邊,捏著嗓子問道:“誰?”
“是我!”
外面竟然響起芭蕉羅漢的聲音。
對此人魏長樂是厭惡至極,卻還是開啟門,等芭蕉羅漢鑽進來之後,他才栓上門。
芭蕉羅漢依舊是到桌邊一屁股坐下,自己倒茶,向魏長樂問道:“笑獅,你不會真的睡了她吧?你是武夫,若是走了元陽,這武道可就毀了。”
“沒有!”魏長樂低聲道。
芭蕉羅漢嘿嘿一笑,道:“來,和我說說,你是怎麼騙得那女人服服帖帖?咱們都是戴著面具,她自然不可能是因為你的長相,那到底是因為什麼?”
“很晚了。

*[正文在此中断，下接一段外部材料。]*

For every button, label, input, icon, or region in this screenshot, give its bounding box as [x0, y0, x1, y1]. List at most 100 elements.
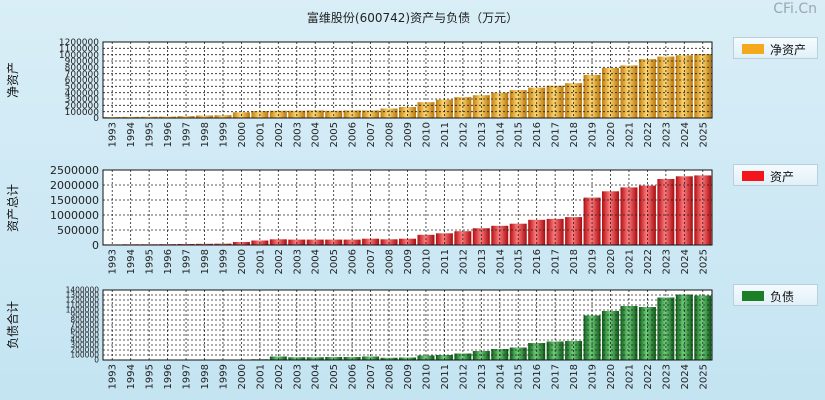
- x-tick-label: 2006: [348, 122, 359, 147]
- bar-2011: [435, 355, 453, 360]
- x-tick-label: 2019: [588, 122, 599, 147]
- x-tick-label: 1998: [200, 249, 211, 274]
- y-tick-label: 600000: [65, 76, 100, 86]
- bar-2020: [602, 67, 619, 118]
- x-tick-label: 2012: [458, 122, 469, 147]
- y-tick-label: 400000: [65, 89, 100, 99]
- y-tick-label: 900000: [65, 57, 100, 67]
- x-tick-label: 2002: [274, 364, 285, 389]
- x-tick-label: 1995: [145, 249, 156, 274]
- x-tick-label: 2024: [680, 249, 691, 274]
- y-tick-label: 400000: [70, 336, 99, 345]
- x-tick-label: 1995: [145, 122, 156, 147]
- y-tick-label: 300000: [65, 95, 100, 105]
- x-tick-label: 2022: [643, 122, 654, 147]
- x-tick-label: 2010: [421, 249, 432, 274]
- x-tick-label: 2020: [606, 122, 617, 147]
- x-tick-label: 2003: [292, 122, 303, 147]
- x-tick-label: 1993: [108, 364, 119, 389]
- bar-2017: [546, 85, 564, 118]
- x-tick-label: 2024: [680, 122, 691, 147]
- bar-2010: [417, 355, 435, 360]
- y-tick-label: 500000: [65, 82, 100, 92]
- y-tick-label: 1000000: [50, 209, 99, 222]
- x-tick-label: 2004: [311, 249, 322, 274]
- watermark-logo: CFi.Cn: [773, 1, 817, 17]
- y-tick-label: 900000: [70, 311, 99, 320]
- x-tick-label: 1999: [218, 249, 229, 274]
- bar-1998: [196, 243, 213, 245]
- y-tick-label: 500000: [70, 331, 99, 340]
- y-tick-label: 500000: [57, 224, 99, 237]
- y-tick-label: 0: [92, 239, 99, 252]
- x-tick-label: 2000: [237, 364, 248, 389]
- x-tick-label: 2024: [680, 364, 691, 389]
- legend-liabilities: 负债: [733, 284, 818, 306]
- x-tick-label: 2017: [551, 122, 562, 147]
- x-tick-label: 2018: [569, 122, 580, 147]
- x-tick-label: 1993: [108, 249, 119, 274]
- x-tick-label: 2015: [514, 249, 525, 274]
- bar-1995: [140, 116, 158, 118]
- x-tick-label: 1996: [163, 122, 174, 147]
- x-tick-label: 2019: [588, 249, 599, 274]
- x-tick-label: 2010: [421, 122, 432, 147]
- x-tick-label: 1994: [126, 122, 137, 147]
- x-tick-label: 2009: [403, 249, 414, 274]
- bar-1994: [122, 116, 140, 118]
- x-tick-label: 2023: [661, 249, 672, 274]
- x-tick-label: 2013: [477, 249, 488, 274]
- x-tick-label: 1996: [163, 364, 174, 389]
- y-axis-label: 净资产: [6, 62, 20, 98]
- x-tick-label: 1994: [126, 249, 137, 274]
- x-tick-label: 2016: [532, 122, 543, 147]
- y-tick-label: 0: [94, 356, 99, 365]
- y-tick-label: 800000: [65, 63, 100, 73]
- bar-2023: [657, 297, 675, 360]
- x-tick-label: 2010: [421, 364, 432, 389]
- legend-label-net-assets: 净资产: [770, 43, 807, 57]
- panel-2: 0100000200000300000400000500000600000700…: [5, 286, 713, 389]
- plot-frame: [102, 41, 713, 119]
- x-tick-label: 2008: [385, 122, 396, 147]
- bar-1999: [214, 243, 232, 245]
- x-tick-label: 2018: [569, 364, 580, 389]
- x-tick-label: 1998: [200, 122, 211, 147]
- y-tick-label: 2500000: [50, 164, 99, 177]
- bar-1998: [196, 115, 213, 118]
- x-tick-label: 1999: [218, 122, 229, 147]
- x-tick-label: 2000: [237, 249, 248, 274]
- y-axis-label: 负债合计: [5, 301, 20, 349]
- y-tick-label: 800000: [70, 316, 99, 325]
- y-tick-label: 1100000: [66, 301, 100, 310]
- x-tick-label: 1997: [182, 122, 193, 147]
- x-tick-label: 2013: [477, 364, 488, 389]
- x-tick-label: 2022: [643, 364, 654, 389]
- legend-swatch-total-assets: [742, 171, 764, 181]
- x-tick-label: 2017: [551, 249, 562, 274]
- y-tick-label: 100000: [65, 108, 100, 118]
- x-tick-label: 2023: [661, 364, 672, 389]
- y-axis-label: 资产总计: [6, 184, 20, 232]
- x-tick-label: 2000: [237, 122, 248, 147]
- bar-2012: [454, 353, 472, 360]
- bar-2011: [435, 99, 453, 118]
- x-tick-label: 2005: [329, 364, 340, 389]
- y-tick-label: 1000000: [66, 306, 100, 315]
- x-tick-label: 2025: [698, 249, 709, 274]
- x-tick-label: 2016: [532, 249, 543, 274]
- bar-2019: [583, 197, 601, 245]
- x-tick-label: 1997: [182, 249, 193, 274]
- x-tick-label: 2006: [348, 364, 359, 389]
- x-tick-label: 2008: [385, 249, 396, 274]
- x-tick-label: 2012: [458, 249, 469, 274]
- x-tick-label: 2003: [292, 249, 303, 274]
- x-tick-label: 1996: [163, 249, 174, 274]
- y-tick-label: 200000: [65, 101, 100, 111]
- bar-2015: [509, 90, 527, 118]
- x-tick-label: 2019: [588, 364, 599, 389]
- x-tick-label: 1998: [200, 364, 211, 389]
- x-tick-label: 2007: [366, 364, 377, 389]
- panel-1: 0 500000 1000000 1500000 2000000 2500000 1993 1…: [6, 164, 713, 274]
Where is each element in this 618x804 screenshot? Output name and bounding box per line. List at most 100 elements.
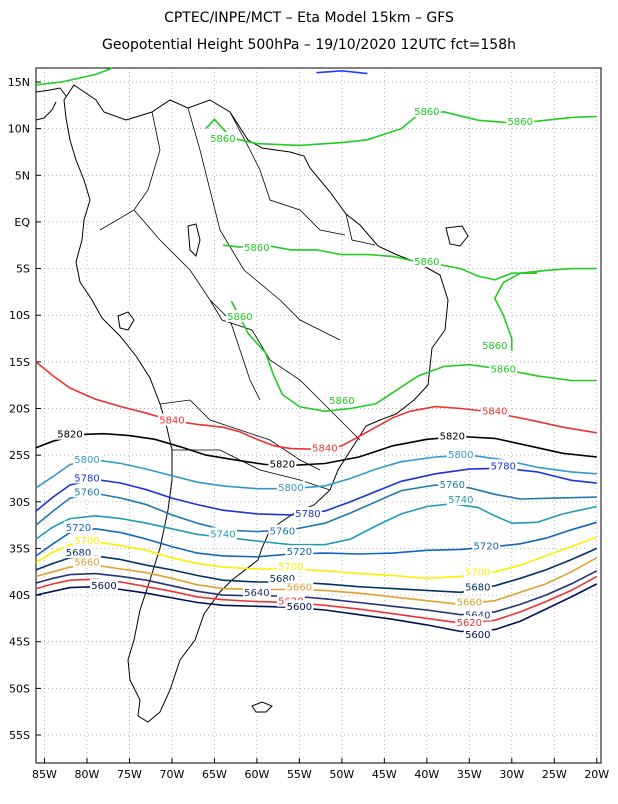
contour-label-bg bbox=[242, 586, 271, 599]
contour-label-bg bbox=[472, 539, 501, 552]
contour-label-5720: 5720 bbox=[474, 542, 499, 553]
contour-label-bg bbox=[72, 485, 101, 498]
contour-label-5760: 5760 bbox=[74, 487, 99, 498]
contour-label-bg bbox=[412, 255, 441, 268]
lon-tick-label: 25W bbox=[542, 768, 567, 781]
lake-titicaca bbox=[117, 311, 135, 331]
lat-tick-label: 50S bbox=[9, 682, 30, 695]
lon-tick-label: 85W bbox=[32, 768, 57, 781]
contour-label-bg bbox=[72, 555, 101, 568]
lat-tick-label: 55S bbox=[9, 729, 30, 742]
contour-label-bg bbox=[55, 427, 84, 440]
lat-tick-label: EQ bbox=[14, 216, 30, 229]
contour-label-5860: 5860 bbox=[227, 312, 252, 323]
lon-tick-label: 40W bbox=[414, 768, 439, 781]
contour-label-5800: 5800 bbox=[74, 455, 99, 466]
contour-label-5840: 5840 bbox=[482, 406, 507, 417]
contour-labels: 5860 5860 5860 5860 5860 5860 5860 5860 5860 5840… bbox=[55, 104, 535, 641]
contour-label-bg bbox=[327, 394, 356, 407]
contour-label-5860: 5860 bbox=[482, 341, 507, 352]
lat-tick-label: 30S bbox=[9, 496, 30, 509]
lat-tick-label: 5N bbox=[15, 169, 30, 182]
lat-tick-label: 10N bbox=[8, 123, 30, 136]
lake-reservoir bbox=[445, 225, 469, 247]
contour-label-5860: 5860 bbox=[329, 396, 354, 407]
south-america-coastline bbox=[63, 84, 449, 723]
contour-label-bg bbox=[276, 560, 305, 573]
contour-label-5860: 5860 bbox=[508, 117, 533, 128]
contour-label-bg bbox=[89, 578, 118, 591]
contour-label-bg bbox=[489, 459, 518, 472]
contour-5860 bbox=[493, 267, 597, 351]
contour-label-5660: 5660 bbox=[457, 598, 482, 609]
contour-label-5800: 5800 bbox=[278, 483, 303, 494]
contour-label-5600: 5600 bbox=[465, 630, 490, 641]
contour-label-bg bbox=[242, 241, 271, 254]
contour-5840 bbox=[35, 361, 597, 451]
contour-label-5620: 5620 bbox=[457, 618, 482, 629]
contour-label-bg bbox=[463, 565, 492, 578]
contour-5740 bbox=[35, 502, 597, 546]
contour-label-bg bbox=[157, 413, 186, 426]
contour-label-5700: 5700 bbox=[465, 568, 490, 579]
contour-label-bg bbox=[268, 524, 297, 537]
contour-label-5780: 5780 bbox=[491, 461, 516, 472]
contour-5860 bbox=[35, 67, 113, 86]
contour-label-bg bbox=[438, 478, 467, 490]
contour-label-bg bbox=[72, 452, 101, 465]
contour-label-5680: 5680 bbox=[465, 583, 490, 594]
lake-maracaibo bbox=[187, 223, 201, 257]
contour-label-5660: 5660 bbox=[287, 583, 312, 594]
contour-label-bg bbox=[285, 545, 314, 558]
contour-label-bg bbox=[412, 104, 441, 117]
contour-label-bg bbox=[446, 448, 475, 461]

”魏長樂又道。
這芭蕉羅漢在歸雲莊見過自己,而且聽過自己的聲音,放眼整個懸空古寺,此人恐怕就是威脅最大的那一位。
和他每多待一刻,就有一分風險。
但如果強行驅趕,發生衝突,恐怕更會顯出破綻。
“今天是葷日,明天又不用早起去當班,要過正午才會輪值,急什麼?”芭蕉羅漢臉皮很厚,顯然是對蘇夫人念念不忘,“笑獅,我可瞧見你摟著她了,後來又怎樣了?”
魏長樂站在他身後,並不說話。
“那身段你真的能忍住?”芭蕉羅漢喝了一口茶,不甘道:“反正你是武夫,要修到四境也不是這一兩年就能做到。就算騙了那官家夫人聽話,也辦不了正事。”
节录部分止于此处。